A single-pass generative system is insufficient for clinical decision support. Ideas2IT implemented a reflective pattern using two connected agents: one generates the regimen shortlist with reasoning, and the second checks it for constraint misses, unsafe logical leaps, and gaps across the treatment lines covered.

Where gaps are found, the generation agent is forced to correct and resubmit. The cycle repeats until the output satisfies the validation rules.
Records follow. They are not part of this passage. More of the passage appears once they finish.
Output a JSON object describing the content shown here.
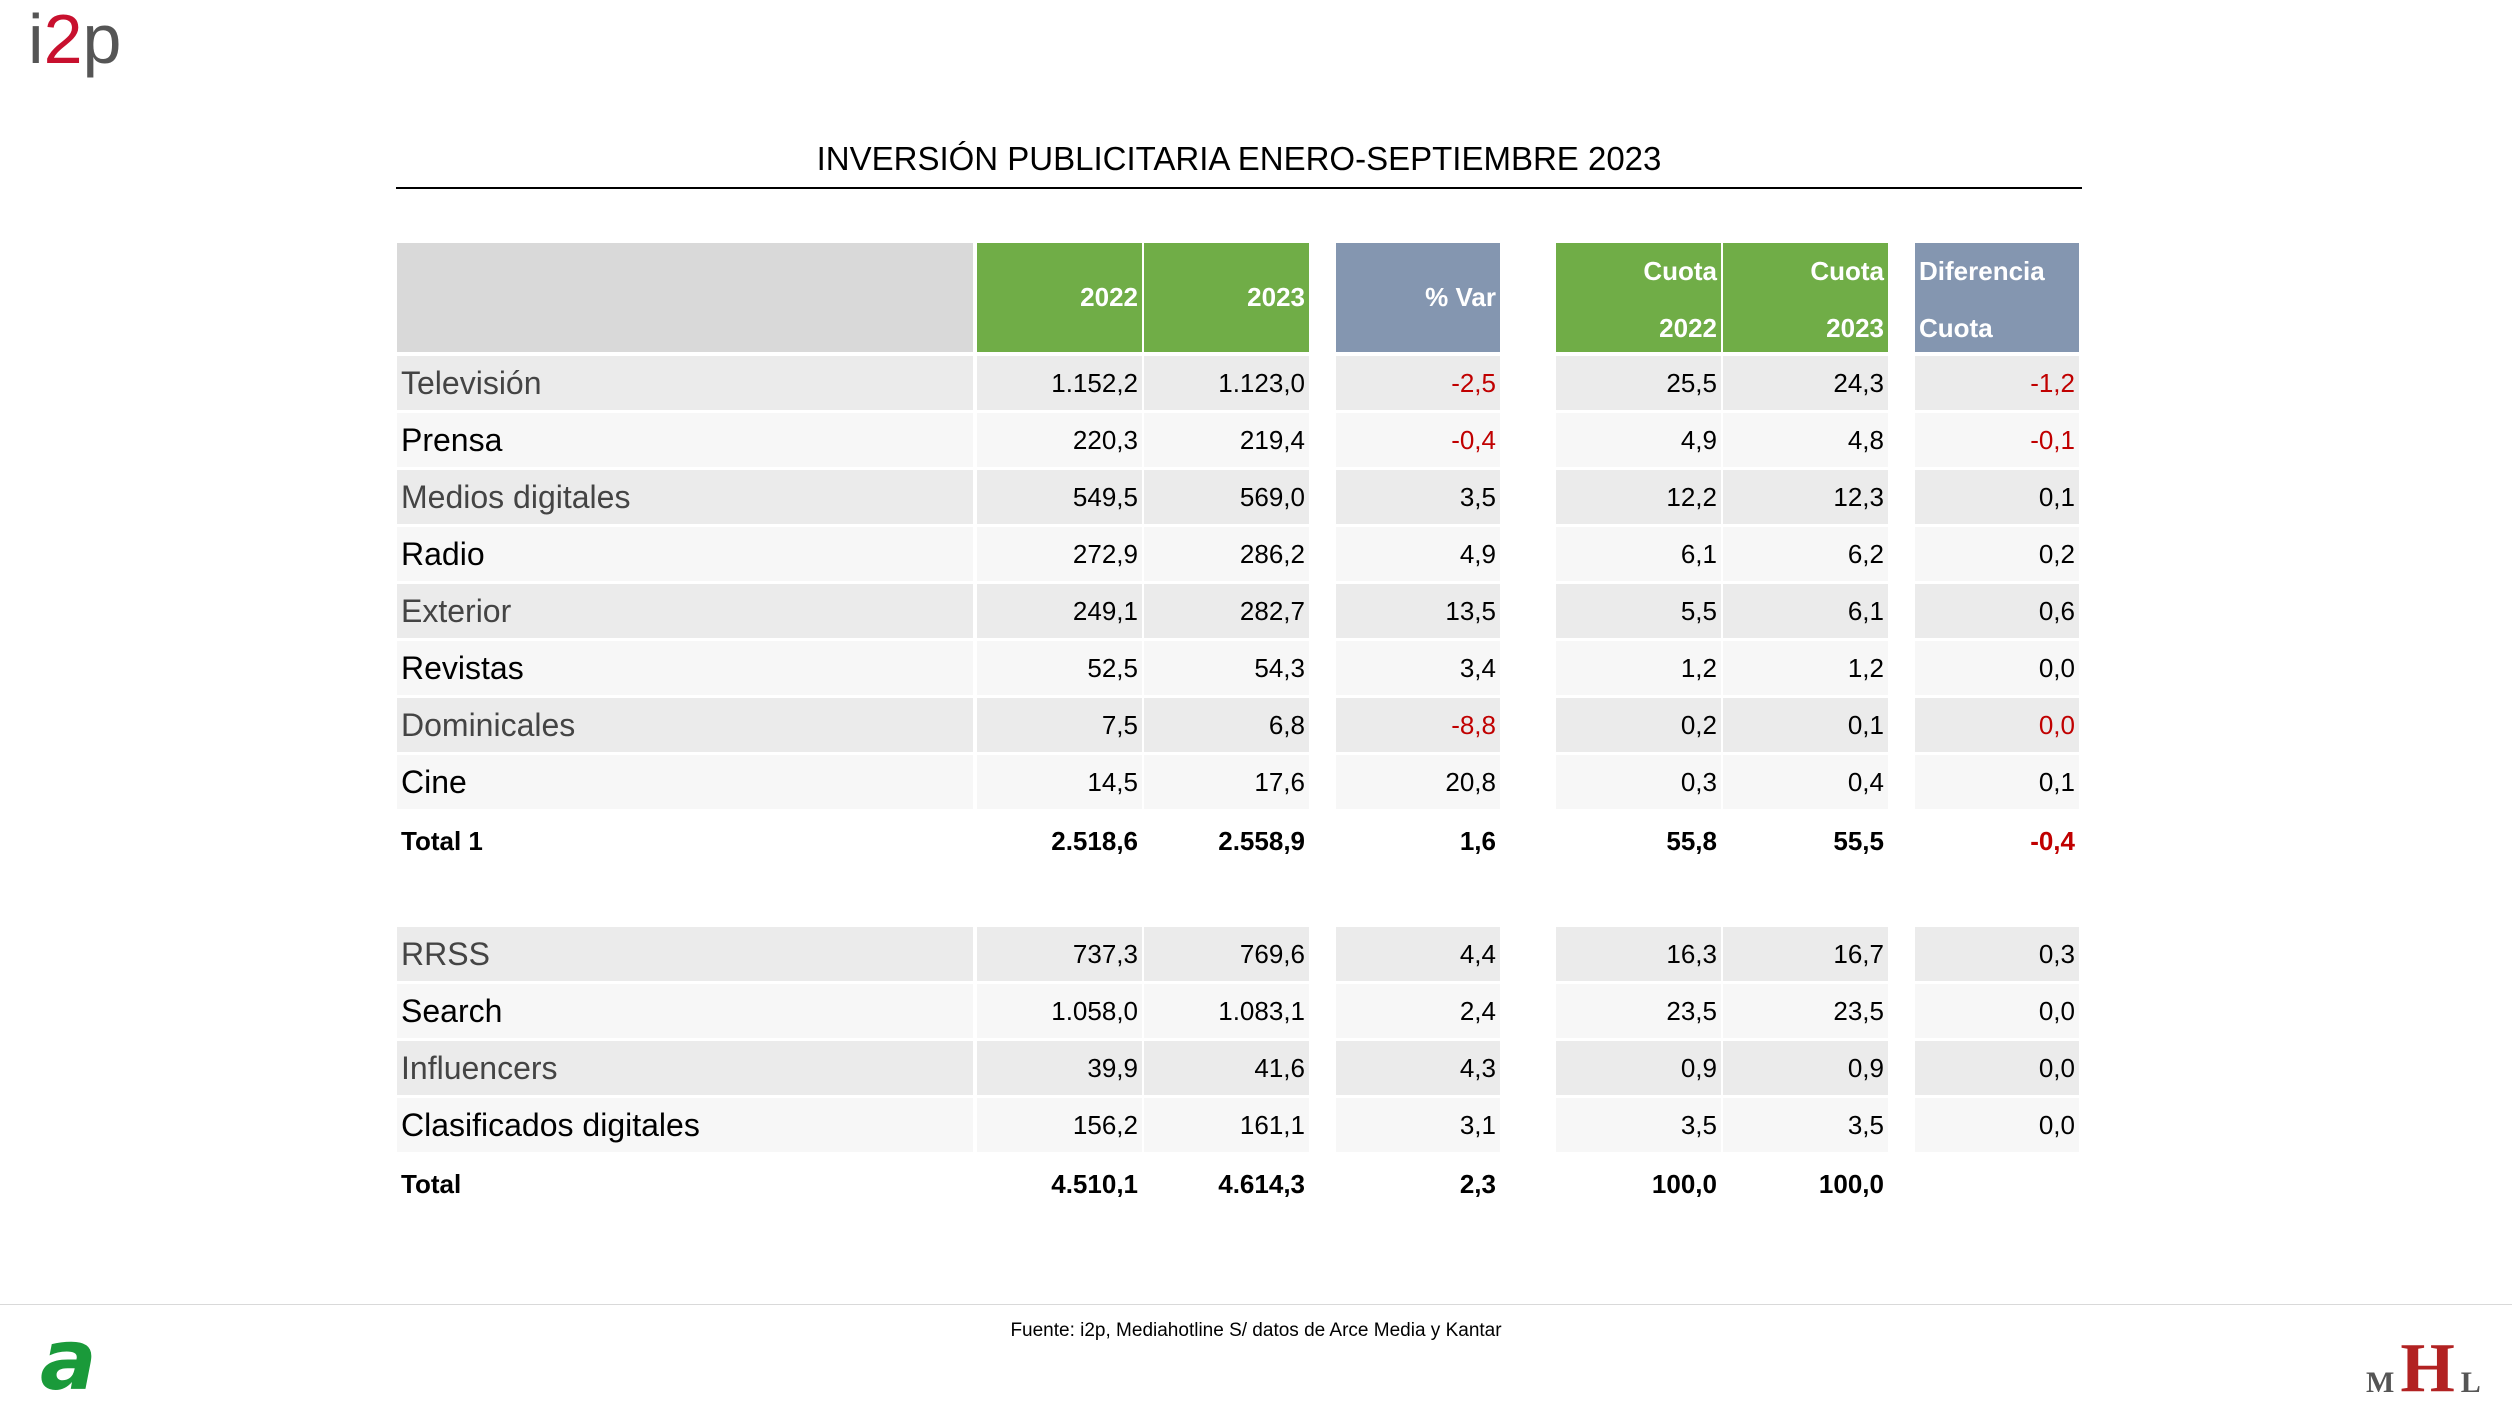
{
  "brand": {
    "logo_left": "i",
    "logo_mid": "2",
    "logo_right": "p"
  },
  "title": "INVERSIÓN PUBLICITARIA ENERO-SEPTIEMBRE 2023",
  "header": {
    "col_2022": "2022",
    "col_2023": "2023",
    "col_var": "% Var",
    "cuota_2022_top": "Cuota",
    "cuota_2022_bottom": "2022",
    "cuota_2023_top": "Cuota",
    "cuota_2023_bottom": "2023",
    "dif_top": "Diferencia",
    "dif_bottom": "Cuota"
  },
  "rows": [
    {
      "label": "Televisión",
      "v2022": "1.152,2",
      "v2023": "1.123,0",
      "var": "-2,5",
      "c2022": "25,5",
      "c2023": "24,3",
      "dif": "-1,2"
    },
    {
      "label": "Prensa",
      "v2022": "220,3",
      "v2023": "219,4",
      "var": "-0,4",
      "c2022": "4,9",
      "c2023": "4,8",
      "dif": "-0,1"
    },
    {
      "label": "Medios digitales",
      "v2022": "549,5",
      "v2023": "569,0",
      "var": "3,5",
      "c2022": "12,2",
      "c2023": "12,3",
      "dif": "0,1"
    },
    {
      "label": "Radio",
      "v2022": "272,9",
      "v2023": "286,2",
      "var": "4,9",
      "c2022": "6,1",
      "c2023": "6,2",
      "dif": "0,2"
    },
    {
      "label": "Exterior",
      "v2022": "249,1",
      "v2023": "282,7",
      "var": "13,5",
      "c2022": "5,5",
      "c2023": "6,1",
      "dif": "0,6"
    },
    {
      "label": "Revistas",
      "v2022": "52,5",
      "v2023": "54,3",
      "var": "3,4",
      "c2022": "1,2",
      "c2023": "1,2",
      "dif": "0,0"
    },
    {
      "label": "Dominicales",
      "v2022": "7,5",
      "v2023": "6,8",
      "var": "-8,8",
      "c2022": "0,2",
      "c2023": "0,1",
      "dif": "0,0"
    },
    {
      "label": "Cine",
      "v2022": "14,5",
      "v2023": "17,6",
      "var": "20,8",
      "c2022": "0,3",
      "c2023": "0,4",
      "dif": "0,1"
    },
    {
      "label": "Total 1",
      "v2022": "2.518,6",
      "v2023": "2.558,9",
      "var": "1,6",
      "c2022": "55,8",
      "c2023": "55,5",
      "dif": "-0,4"
    },
    {
      "label": "RRSS",
      "v2022": "737,3",
      "v2023": "769,6",
      "var": "4,4",
      "c2022": "16,3",
      "c2023": "16,7",
      "dif": "0,3"
    },
    {
      "label": "Search",
      "v2022": "1.058,0",
      "v2023": "1.083,1",
      "var": "2,4",
      "c2022": "23,5",
      "c2023": "23,5",
      "dif": "0,0"
    },
    {
      "label": "Influencers",
      "v2022": "39,9",
      "v2023": "41,6",
      "var": "4,3",
      "c2022": "0,9",
      "c2023": "0,9",
      "dif": "0,0"
    },
    {
      "label": "Clasificados digitales",
      "v2022": "156,2",
      "v2023": "161,1",
      "var": "3,1",
      "c2022": "3,5",
      "c2023": "3,5",
      "dif": "0,0"
    },
    {
      "label": "Total",
      "v2022": "4.510,1",
      "v2023": "4.614,3",
      "var": "2,3",
      "c2022": "100,0",
      "c2023": "100,0",
      "dif": ""
    }
  ],
  "footer": {
    "source": "Fuente: i2p, Mediahotline  S/ datos de Arce Media y Kantar",
    "logo_a": "a",
    "logo_m": "M",
    "logo_h": "H",
    "logo_l": "L"
  },
  "colors": {
    "green_header": "#70ad47",
    "blue_header": "#8496b0",
    "negative": "#c00000"
  }
}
The explainability layer runs through this same loop, producing reasoning for why each regimen was included and why others were rejected, traceable to the pathway constraints, not to probabilistic inference.

This phase produced:

  • Generation agent for regimen shortlisting and reasoning
  • Validation agent for gap detection and constraint verification
  • Reflective correction loop
  • Explainability output for regimen selection and rejection
  • Guardrails against hallucination across multi-line treatment scenarios
  • Support for inconsistent biomarker input formats

The Outcome

Category Metric Description
Agentic pipeline stages 8 steps Inference sequence mirrors oncologist eligibility and exclusion workflow
Context retrieval method Deterministic Entity matching replaces vector search; behavior is auditable and reproducible
Processing architecture 2 pipelines Batch guideline structuring separated from real-time inference for safety and speed
Reasoning output Selection + rejection Every regimen recommendation includes explicit reasoning for inclusion and exclusion
Validation mechanism Reflective loop Generation-validation agent pair forces iterative correction before output is returned
Compliance HIPAA Maintained across all data handling and inference layers
Treatment lines Multiple Pathway traversal covers multi-line treatment scenarios with constraint enforcement at each line
The platform's reliability is a product of the architectural choices made before a single inference call ran. Separating batch guideline structuring from real-time inference meant the model never had to parse a PDF under latency pressure. Replacing vector search with entity matching meant context retrieval behavior was predictable and traceable. The 8-step inference sequence and the reflective validation loop meant constraints were enforced, not assumed. The explainability output is not a UI feature bolted on at the end. It was built into the reasoning workflow from the first design decision.